# Home buying question...



## JasonOne (Jun 10, 2009)

In buying a new home, how are estimated closing cost determined? How are estimated prepaid items/reserves determined?

Thanks in advance...


----------



## takingprofits (Apr 13, 2009)

Some costs are fixed and others are based on the purchase price of the home. All costs will vary depending on your city. You need to contact a REALTOR or Lawyer in your area to get an accurate estimate of the closing costs in your location.


----------



## Taxsaver (Jun 7, 2009)

takingprofits said:


> Some costs are fixed and others are based on the purchase price of the home. All costs will vary depending on your city. You need to contact a REALTOR or Lawyer in your area to get an accurate estimate of the closing costs in your location.

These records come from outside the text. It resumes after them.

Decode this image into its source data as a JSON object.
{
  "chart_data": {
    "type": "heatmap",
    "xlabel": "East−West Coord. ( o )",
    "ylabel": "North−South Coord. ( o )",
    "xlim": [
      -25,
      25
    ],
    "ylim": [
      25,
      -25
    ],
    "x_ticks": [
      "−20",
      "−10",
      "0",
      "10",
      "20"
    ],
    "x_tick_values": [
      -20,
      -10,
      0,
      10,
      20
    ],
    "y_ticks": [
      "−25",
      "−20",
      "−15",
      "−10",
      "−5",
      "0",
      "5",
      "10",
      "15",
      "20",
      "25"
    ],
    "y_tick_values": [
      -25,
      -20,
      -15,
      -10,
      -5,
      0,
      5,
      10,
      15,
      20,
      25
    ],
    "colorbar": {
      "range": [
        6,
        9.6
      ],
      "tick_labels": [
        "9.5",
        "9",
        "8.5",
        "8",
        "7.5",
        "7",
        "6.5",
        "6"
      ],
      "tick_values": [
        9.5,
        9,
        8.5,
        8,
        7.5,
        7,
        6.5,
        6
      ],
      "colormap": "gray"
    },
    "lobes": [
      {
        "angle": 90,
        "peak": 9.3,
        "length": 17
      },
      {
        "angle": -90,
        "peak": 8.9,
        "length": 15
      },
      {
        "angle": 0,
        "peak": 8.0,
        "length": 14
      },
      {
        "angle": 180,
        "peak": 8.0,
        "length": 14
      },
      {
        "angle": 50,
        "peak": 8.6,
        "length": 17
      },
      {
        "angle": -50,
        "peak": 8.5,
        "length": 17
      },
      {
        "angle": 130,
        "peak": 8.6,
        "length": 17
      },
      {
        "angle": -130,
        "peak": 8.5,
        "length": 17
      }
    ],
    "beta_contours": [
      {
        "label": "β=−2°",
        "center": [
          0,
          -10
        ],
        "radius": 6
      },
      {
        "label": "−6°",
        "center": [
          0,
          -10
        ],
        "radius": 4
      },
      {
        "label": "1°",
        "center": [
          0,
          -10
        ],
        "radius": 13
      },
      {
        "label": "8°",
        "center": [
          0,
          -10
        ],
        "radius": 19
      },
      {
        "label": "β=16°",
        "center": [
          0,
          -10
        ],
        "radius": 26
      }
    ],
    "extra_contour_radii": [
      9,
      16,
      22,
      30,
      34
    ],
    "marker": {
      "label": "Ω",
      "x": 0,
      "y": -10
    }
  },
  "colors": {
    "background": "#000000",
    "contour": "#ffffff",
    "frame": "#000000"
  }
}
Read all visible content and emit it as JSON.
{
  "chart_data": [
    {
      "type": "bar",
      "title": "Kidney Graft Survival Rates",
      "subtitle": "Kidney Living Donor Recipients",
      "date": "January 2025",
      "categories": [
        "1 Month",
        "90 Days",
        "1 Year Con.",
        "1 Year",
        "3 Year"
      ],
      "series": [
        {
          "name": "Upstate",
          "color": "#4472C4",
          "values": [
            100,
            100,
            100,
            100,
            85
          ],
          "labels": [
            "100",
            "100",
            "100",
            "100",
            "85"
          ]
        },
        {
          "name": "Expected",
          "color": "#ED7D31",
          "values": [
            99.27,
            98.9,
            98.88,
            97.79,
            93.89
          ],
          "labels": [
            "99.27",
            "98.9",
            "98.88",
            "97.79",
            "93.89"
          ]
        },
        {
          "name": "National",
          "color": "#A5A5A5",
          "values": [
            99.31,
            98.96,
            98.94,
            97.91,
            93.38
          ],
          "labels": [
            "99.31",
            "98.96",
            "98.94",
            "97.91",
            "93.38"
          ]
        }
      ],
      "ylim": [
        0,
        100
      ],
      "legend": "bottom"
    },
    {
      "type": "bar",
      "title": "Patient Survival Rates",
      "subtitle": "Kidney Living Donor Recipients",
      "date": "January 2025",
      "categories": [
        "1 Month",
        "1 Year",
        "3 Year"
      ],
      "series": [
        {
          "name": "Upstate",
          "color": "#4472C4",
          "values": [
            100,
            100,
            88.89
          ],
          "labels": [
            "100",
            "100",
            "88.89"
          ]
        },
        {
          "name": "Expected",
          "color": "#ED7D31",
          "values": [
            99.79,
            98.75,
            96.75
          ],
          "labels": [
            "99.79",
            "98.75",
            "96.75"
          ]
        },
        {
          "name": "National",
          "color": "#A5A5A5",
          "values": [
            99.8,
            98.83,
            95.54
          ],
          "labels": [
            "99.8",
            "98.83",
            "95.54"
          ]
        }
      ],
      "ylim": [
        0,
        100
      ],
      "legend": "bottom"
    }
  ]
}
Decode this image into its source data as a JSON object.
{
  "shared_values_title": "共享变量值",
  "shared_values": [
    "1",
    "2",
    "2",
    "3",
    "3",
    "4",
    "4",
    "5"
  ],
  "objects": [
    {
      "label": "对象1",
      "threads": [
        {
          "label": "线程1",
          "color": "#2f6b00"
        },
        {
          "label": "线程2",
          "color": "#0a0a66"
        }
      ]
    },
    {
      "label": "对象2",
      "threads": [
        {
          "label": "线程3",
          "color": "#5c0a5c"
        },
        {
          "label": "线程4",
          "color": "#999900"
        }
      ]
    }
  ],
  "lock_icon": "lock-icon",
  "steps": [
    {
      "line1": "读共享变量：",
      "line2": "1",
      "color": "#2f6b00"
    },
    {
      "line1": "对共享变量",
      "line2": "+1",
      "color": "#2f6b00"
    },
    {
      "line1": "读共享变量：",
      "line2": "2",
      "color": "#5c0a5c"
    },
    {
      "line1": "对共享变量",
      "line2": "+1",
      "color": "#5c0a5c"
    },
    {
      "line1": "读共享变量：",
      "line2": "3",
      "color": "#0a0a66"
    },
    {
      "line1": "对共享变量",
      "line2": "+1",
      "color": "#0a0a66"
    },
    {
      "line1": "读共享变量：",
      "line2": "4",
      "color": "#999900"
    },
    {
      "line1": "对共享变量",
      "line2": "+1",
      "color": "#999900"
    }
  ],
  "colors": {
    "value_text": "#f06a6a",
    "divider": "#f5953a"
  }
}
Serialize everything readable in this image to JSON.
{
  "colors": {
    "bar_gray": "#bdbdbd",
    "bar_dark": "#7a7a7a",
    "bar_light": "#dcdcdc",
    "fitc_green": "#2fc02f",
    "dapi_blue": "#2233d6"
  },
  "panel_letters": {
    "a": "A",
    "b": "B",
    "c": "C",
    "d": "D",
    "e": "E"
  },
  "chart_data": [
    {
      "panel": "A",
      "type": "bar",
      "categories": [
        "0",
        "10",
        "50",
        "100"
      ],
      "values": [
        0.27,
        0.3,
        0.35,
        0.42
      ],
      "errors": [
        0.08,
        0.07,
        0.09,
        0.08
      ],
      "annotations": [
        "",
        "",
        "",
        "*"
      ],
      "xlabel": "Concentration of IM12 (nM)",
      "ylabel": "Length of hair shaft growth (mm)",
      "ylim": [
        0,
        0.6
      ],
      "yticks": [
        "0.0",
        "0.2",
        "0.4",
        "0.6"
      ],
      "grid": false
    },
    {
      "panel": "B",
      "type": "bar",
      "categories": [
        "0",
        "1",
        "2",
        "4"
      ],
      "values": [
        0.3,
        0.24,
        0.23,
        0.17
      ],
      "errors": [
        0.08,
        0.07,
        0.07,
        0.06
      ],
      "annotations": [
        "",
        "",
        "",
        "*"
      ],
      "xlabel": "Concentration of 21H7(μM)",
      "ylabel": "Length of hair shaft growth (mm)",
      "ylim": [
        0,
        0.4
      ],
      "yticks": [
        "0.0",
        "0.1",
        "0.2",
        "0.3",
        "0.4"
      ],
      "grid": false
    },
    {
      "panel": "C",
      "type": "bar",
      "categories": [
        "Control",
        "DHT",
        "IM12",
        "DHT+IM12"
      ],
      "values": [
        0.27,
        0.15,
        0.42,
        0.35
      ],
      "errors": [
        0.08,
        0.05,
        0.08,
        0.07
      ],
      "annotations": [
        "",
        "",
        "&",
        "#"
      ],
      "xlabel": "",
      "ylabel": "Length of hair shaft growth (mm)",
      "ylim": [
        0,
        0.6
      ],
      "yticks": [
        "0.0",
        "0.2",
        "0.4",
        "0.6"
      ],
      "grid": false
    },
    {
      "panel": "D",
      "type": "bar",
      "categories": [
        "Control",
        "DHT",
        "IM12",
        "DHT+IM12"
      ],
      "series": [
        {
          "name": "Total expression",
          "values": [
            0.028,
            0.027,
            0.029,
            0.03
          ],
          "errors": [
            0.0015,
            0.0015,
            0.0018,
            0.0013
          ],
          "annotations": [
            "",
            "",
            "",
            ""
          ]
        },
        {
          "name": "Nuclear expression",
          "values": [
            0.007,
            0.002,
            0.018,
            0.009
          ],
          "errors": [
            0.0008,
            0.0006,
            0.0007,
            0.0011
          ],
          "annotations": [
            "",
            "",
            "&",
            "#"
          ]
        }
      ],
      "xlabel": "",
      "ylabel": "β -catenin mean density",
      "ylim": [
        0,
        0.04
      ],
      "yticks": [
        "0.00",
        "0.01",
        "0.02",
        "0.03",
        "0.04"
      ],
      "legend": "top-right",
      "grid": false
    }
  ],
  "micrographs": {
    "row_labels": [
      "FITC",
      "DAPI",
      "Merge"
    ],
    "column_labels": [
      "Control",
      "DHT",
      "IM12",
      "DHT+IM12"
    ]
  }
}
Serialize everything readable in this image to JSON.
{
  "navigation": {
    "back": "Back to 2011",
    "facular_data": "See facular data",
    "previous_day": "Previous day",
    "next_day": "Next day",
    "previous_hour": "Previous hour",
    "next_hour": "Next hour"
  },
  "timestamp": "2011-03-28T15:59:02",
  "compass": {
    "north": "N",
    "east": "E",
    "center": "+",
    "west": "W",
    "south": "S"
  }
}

I think Jasonone would like to have a complete list of them with a brief explanation for each.


----------



## Agape (Apr 3, 2009)

http://www.cmhc-schl.gc.ca/en/co/buho/hostst/hostst_003.cfm

check out cmhc's page on upfront costs and explainations.


----------



## Taxsaver (Jun 7, 2009)

Agape said:


> http://www.cmhc-schl.gc.ca/en/co/buho/hostst/hostst_003.cfm
> 
> check out cmhc's page on upfront costs and explainations.


I'm sure Jasonone will be happy. I am.


----------



## takingprofits (Apr 13, 2009)

Jason is happy because he got his signature links online - which is the reason he is here. 

Considering he is in Atlanta, the CMHC link would not be of any value to him if he happened not to be here just for the links. Closings in the USA are done differently than they are here.


----------